Charlotte and Anne are angry with me, they think I have become a wastrel, Emily tries to understand but I must try her patience too. I feel most upset about Father. He had such expectations of his only son and what a disappointment I have turned out to be. I think he would have liked me to become a man of the cloth but that was never going to happen. I do try to talk to him sometimes but I am aware how disappointed he is in me. All he talks about is, vicarage, vicarage, vicarage, or the sad state of the gravestones. Sometimes he mourns the death of some rich parishioner, but I can see the glint in his eye. He's hoping that he has done enough to ingratiate himself to earn a mention in their will. God knows though, that without all this obnoxious creeping and crawling to the gentry for money, we'd be poorer than the church mice. Sometimes I think that life here has affected Father.

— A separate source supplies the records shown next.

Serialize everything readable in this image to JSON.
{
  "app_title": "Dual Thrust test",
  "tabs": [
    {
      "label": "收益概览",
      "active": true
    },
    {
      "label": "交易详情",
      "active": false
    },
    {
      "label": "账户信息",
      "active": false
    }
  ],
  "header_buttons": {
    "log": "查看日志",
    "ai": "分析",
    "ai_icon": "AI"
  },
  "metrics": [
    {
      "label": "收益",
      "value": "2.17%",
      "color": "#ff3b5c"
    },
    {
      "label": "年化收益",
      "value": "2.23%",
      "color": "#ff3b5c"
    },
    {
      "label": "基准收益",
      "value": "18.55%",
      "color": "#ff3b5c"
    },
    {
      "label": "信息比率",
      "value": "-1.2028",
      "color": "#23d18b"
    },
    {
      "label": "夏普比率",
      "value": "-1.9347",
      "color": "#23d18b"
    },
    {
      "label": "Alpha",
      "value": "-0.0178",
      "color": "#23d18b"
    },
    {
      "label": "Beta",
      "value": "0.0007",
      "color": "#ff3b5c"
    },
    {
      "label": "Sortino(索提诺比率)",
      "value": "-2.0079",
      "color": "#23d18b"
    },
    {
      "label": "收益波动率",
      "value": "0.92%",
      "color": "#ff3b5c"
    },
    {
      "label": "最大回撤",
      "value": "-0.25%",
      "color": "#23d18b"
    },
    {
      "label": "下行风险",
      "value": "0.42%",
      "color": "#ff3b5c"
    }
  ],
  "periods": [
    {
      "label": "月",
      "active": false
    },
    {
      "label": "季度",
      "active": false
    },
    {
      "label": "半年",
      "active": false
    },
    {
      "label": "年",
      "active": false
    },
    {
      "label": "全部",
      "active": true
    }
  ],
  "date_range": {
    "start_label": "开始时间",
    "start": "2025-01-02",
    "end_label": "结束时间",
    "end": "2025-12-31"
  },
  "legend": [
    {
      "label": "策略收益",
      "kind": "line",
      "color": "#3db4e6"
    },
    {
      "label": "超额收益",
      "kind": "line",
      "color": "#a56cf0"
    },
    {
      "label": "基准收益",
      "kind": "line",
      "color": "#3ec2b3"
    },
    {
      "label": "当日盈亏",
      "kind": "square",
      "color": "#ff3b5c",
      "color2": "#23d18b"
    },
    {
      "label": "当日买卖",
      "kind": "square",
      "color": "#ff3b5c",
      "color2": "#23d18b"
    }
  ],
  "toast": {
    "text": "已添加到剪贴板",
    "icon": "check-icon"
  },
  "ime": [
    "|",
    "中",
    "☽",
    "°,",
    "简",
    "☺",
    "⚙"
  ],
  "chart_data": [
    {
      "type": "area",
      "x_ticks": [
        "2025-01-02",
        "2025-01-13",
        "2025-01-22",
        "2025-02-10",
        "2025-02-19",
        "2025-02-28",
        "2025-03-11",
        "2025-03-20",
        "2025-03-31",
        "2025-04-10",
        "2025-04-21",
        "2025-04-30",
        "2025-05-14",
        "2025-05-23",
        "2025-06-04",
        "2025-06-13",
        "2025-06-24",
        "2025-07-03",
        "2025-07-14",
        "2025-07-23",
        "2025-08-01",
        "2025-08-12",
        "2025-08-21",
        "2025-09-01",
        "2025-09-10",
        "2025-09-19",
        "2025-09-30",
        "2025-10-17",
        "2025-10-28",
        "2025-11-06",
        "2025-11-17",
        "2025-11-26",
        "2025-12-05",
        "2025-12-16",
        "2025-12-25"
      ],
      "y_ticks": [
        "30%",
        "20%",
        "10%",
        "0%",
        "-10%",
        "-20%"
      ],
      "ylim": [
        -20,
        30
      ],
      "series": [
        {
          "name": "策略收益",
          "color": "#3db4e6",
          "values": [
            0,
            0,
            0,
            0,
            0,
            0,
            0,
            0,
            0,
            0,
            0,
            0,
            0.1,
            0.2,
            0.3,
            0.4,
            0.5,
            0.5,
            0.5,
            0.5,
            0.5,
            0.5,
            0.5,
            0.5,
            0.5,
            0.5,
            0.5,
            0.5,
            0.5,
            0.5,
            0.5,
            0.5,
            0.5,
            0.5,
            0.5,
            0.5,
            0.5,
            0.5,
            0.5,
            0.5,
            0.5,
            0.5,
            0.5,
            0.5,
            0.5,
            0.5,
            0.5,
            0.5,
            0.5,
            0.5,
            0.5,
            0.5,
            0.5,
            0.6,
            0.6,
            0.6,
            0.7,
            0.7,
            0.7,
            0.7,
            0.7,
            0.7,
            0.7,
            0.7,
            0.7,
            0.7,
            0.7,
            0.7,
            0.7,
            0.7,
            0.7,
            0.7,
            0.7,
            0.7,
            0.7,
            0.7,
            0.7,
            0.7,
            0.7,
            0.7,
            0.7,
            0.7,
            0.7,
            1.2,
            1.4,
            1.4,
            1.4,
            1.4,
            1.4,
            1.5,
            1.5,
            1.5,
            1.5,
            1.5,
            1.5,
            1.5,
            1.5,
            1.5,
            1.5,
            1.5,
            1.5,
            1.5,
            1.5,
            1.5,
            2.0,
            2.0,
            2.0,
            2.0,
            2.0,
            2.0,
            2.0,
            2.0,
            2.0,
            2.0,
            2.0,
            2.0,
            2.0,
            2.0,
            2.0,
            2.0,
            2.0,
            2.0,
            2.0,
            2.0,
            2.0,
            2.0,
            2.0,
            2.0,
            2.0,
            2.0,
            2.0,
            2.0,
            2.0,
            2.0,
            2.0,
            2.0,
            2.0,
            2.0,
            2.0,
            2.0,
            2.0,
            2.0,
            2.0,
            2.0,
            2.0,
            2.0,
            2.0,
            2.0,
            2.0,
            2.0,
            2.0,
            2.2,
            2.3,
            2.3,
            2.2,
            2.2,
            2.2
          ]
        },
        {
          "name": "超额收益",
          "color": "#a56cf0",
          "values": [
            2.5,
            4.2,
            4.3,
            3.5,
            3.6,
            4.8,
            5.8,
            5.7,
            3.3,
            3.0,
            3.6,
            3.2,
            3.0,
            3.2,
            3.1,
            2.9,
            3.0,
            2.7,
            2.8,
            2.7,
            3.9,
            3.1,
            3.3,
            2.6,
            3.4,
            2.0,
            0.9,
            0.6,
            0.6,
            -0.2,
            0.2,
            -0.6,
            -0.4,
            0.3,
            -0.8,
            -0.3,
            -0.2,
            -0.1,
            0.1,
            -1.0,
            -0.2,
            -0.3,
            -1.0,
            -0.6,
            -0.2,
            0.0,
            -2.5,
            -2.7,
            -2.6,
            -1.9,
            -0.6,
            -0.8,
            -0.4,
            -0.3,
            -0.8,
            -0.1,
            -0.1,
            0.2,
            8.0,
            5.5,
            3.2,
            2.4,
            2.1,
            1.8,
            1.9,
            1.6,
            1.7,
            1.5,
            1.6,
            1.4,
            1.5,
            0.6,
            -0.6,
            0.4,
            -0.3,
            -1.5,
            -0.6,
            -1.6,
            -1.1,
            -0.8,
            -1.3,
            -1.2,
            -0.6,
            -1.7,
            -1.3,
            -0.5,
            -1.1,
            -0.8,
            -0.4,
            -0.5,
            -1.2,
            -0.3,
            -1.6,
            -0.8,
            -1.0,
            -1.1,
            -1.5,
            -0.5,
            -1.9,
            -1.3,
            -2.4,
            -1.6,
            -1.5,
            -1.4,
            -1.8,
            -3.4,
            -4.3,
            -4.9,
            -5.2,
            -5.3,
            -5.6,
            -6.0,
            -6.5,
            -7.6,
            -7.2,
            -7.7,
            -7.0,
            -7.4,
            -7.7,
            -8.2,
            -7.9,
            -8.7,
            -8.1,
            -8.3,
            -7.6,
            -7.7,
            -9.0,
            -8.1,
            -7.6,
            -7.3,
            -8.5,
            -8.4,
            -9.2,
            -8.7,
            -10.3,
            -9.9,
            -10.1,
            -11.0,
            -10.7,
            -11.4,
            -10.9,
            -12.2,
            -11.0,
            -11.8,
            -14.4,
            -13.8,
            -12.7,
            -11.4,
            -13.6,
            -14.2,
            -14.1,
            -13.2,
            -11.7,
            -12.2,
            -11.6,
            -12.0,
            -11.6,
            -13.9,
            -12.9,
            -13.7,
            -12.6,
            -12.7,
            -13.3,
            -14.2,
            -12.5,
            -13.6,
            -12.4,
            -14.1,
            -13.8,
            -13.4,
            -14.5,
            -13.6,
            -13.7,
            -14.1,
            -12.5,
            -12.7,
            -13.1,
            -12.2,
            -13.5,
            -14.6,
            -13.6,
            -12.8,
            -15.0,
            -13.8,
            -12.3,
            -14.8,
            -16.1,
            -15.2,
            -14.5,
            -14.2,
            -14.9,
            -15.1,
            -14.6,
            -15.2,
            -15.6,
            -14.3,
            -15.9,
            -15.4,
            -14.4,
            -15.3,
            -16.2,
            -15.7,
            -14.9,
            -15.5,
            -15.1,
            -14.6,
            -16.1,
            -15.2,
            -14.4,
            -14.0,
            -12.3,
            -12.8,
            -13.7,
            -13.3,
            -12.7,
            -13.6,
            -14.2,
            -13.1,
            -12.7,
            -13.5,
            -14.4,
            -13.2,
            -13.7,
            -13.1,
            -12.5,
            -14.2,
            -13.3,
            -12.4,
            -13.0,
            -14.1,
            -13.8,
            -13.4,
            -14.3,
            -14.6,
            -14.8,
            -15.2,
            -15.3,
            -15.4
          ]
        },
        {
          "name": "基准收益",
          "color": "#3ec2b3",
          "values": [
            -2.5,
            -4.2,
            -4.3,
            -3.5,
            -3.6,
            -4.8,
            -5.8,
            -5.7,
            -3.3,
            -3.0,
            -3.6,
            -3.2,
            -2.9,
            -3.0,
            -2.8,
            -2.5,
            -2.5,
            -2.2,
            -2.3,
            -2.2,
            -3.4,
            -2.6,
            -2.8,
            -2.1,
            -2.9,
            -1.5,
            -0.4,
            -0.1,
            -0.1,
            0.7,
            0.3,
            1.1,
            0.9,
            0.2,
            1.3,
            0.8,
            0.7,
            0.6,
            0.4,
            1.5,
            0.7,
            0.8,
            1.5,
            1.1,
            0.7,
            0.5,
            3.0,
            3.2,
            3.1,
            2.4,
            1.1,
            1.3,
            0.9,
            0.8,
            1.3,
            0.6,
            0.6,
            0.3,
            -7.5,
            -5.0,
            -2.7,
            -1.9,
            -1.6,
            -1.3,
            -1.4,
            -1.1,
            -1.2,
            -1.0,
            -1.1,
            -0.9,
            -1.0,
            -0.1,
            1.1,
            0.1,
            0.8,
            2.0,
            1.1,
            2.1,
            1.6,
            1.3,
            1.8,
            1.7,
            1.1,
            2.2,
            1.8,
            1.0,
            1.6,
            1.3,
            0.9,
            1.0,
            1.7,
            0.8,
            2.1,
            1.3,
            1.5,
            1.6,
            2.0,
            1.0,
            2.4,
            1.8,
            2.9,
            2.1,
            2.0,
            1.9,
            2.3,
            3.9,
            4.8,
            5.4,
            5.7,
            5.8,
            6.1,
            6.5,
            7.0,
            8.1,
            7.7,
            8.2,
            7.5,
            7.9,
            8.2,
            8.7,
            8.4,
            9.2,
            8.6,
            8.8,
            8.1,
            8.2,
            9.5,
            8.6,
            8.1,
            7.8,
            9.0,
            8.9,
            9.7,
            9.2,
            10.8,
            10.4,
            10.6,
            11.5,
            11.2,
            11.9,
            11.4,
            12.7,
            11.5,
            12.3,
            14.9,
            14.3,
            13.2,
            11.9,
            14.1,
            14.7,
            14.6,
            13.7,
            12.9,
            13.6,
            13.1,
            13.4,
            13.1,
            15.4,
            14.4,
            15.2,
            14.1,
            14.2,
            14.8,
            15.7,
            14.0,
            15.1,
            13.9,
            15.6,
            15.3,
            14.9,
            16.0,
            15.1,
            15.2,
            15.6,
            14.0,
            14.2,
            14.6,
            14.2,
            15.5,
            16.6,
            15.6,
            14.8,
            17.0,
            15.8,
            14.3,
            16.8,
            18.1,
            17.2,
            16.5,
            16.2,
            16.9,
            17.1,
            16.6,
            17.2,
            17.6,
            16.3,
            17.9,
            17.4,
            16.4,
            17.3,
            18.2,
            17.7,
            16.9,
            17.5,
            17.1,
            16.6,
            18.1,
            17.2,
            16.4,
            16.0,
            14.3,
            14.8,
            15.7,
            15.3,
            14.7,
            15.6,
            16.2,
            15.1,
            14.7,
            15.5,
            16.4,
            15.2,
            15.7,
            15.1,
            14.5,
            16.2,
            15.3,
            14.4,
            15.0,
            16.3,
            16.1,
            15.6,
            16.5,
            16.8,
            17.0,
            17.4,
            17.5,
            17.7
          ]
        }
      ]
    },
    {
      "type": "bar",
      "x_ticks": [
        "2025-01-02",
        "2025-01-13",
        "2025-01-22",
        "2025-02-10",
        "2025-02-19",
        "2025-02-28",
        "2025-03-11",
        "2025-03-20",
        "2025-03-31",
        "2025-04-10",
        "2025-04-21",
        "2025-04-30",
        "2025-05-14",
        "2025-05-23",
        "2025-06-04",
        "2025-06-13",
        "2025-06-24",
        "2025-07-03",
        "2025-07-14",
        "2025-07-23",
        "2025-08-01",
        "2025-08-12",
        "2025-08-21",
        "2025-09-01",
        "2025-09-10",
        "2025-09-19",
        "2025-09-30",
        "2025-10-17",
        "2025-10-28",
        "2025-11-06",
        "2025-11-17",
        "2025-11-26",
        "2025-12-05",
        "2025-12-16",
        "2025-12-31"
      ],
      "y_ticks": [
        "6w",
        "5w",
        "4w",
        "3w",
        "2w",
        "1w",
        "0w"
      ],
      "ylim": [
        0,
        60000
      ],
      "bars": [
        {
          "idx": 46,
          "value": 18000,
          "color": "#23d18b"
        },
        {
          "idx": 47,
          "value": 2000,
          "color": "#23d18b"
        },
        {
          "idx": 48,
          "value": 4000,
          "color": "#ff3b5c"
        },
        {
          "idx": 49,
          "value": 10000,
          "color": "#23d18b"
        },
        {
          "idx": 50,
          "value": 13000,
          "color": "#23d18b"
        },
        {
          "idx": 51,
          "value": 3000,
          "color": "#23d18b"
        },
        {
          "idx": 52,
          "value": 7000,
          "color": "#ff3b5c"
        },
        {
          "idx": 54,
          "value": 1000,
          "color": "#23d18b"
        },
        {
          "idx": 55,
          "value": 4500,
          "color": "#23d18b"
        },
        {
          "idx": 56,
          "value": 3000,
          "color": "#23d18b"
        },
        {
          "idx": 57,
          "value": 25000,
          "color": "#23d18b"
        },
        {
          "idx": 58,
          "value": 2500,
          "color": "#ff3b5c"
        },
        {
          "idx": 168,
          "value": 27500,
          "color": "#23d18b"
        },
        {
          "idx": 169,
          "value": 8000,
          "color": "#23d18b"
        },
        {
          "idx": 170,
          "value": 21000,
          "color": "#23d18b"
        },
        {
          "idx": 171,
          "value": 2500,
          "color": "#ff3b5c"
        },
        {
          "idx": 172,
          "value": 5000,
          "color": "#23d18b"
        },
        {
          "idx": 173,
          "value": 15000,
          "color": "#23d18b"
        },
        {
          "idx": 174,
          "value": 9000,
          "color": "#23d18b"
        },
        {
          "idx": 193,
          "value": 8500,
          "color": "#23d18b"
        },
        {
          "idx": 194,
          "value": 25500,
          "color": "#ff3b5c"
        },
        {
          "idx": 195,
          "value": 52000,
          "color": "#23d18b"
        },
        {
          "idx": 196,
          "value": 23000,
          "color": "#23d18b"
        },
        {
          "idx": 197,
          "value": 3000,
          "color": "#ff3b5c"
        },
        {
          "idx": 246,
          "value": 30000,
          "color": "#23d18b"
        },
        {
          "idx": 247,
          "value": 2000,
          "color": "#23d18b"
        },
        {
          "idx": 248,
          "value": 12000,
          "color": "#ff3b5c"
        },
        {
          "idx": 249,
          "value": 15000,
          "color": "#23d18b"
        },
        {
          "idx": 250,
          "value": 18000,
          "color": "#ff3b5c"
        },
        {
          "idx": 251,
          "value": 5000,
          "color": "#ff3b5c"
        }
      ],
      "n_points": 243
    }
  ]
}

One day he will get himself into trouble with that pistol he keeps by his pillow. "In case we are attacked!" he says. Every morning, he discharges it out of the window to hit the wall of the church. It used to scare me to death but I'm used to it now, waiting for it almost, it wakes me up anyway. I tell him that he'll kill someone one day, either by shooting them dead as they are passing by, or by the church wall collapsing on them as they walk past, it's so riddled with bullet holes now.

As for those three straight laced spinsters, not a laugh or a joke between them, too busy scribbling. Is it any wonder that I go down to The Bull's Head where Bridey gives a welcome to a fellow? There's a bit of life and laughter there but those three pen pushers can't abide it. "Drunk," they say I am. How would they know? Not a drop of liquor has ever passed their pursed lips. When I get home, they certainly show their disapproval, eyes rolling up to heaven, if there is one, which I am beginning to doubt.

Those three are virtual prisoners, three little mice eating tiny morsels of mutton, that's all! No wonder they're always ailing! A good drop of the hard stuff and a thick slice of steak and ale pie from Bridey's kitchen would see them right.

And what do they find to write about? They write stories about people like me that like to escape reality with a few draughts of beer or a glass or two of wine. They write about how such people can become violent, but they always exaggerate. Well, I might lose my temper sometimes but honestly, their" holier than thou," attitude, is enough to make anyone angry, always criticising , never a good word to say about me. But, I can write too, especially when I have partaken of my favourite snuff from the apothecary. Very powerful stuff it is, made from poppies apparently, but it makes me feel better, makes me forget my problems for a while.

Here are some of my verses, equally as good as any of my sisters wrote.

I'm no more a little child I am entering on Life's open tide

O'er shadowed by thine angel wing So farewell, childhood's shores divine,

My very dreams seem far from wild, And Oh my Father, deign to guide,

Than those my slumbers used to bring. Through these wide waters, Caroline.

See, I told you I had talent, it's just a pity I can't remember who Caroline is now, but she is obviously someone I must have known. This poppy stuff can make it difficult to remember things, or even think straight sometimes, but there again, I don't want to think too much about the mess I have made of my life and myself. Sometimes, I can't even look at myself in the mirror without crying.